Their motivations are sincere — if you google, you’ll find bad news and most people don’t want to find bad news — but I think it’s terrible advice and said so on my blog. I think most people would rather know the news, even if it is bad news. Most people are going to google anyway and it’s better to tell them how to google than tell them not to google.

Your prognosis affects your treatment choices too.

Some people, if they don’t have long to live, will ask for extra chemo or some experimental treatment or have magnets put on their heads. Not me. I would rather go and sit on the pontoon with my little dog and watch the ducks on the harbour. If you have chosen extra treatment, that’s fine. Good for you. But it’s not for me.

No photo description available.
Watching the ducks with my little dog

What about a longer prognosis?

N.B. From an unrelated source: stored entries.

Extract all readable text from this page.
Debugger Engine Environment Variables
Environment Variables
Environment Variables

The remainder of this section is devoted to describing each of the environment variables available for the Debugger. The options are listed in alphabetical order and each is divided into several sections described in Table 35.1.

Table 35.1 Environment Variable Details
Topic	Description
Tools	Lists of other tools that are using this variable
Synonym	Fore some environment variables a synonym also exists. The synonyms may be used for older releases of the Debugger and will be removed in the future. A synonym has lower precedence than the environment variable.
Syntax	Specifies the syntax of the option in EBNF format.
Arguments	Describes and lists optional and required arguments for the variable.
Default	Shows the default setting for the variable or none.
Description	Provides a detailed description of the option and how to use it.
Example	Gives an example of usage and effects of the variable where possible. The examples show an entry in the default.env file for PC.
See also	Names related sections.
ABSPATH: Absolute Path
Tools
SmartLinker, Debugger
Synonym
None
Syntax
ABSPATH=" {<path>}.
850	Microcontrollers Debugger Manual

If I have two years left, do I want to spend one of them puking? Will it make me live longer? Who knows? I’ve made it two years without chemo. If I’d had chemo would I make it to three? Or fifteen? Who knows?

Anyway. Here I am two years later, still going strong, and I wish I had asked for a prognosis back at the start. In fact, I plan to ask my oncologist when I see her in a couple of months. I’m still ready to face whatever comes along but I wish I had a bit more information to make some proper plans. If I have a long time left, I’d like to go live by the beach somewhere or maybe in the tropics. If I don’t have long, I’d rather not uproot my family. I’d rather make some plans and know that they’ll be OK.

Mdina — home to adventurers for 1,000 years.

In The Quiet American, the main character, Fowler, is approaching the end of his life and he settles down with a Vietnamese woman who prepares an opium pipe for him every evening. I would be down with that. Or with a Maltese woman buying me boozy milkshake at Fontanella in Mdina. As long as they serve real ale and I can bring my philosophy books, I’ll be OK.

Fowler and Phuong and an opium pipe

A pipe of opium, or the touch of a girl who might tell you she loves you.
And then, something happens, as you knew it would. And nothing can ever be the same again.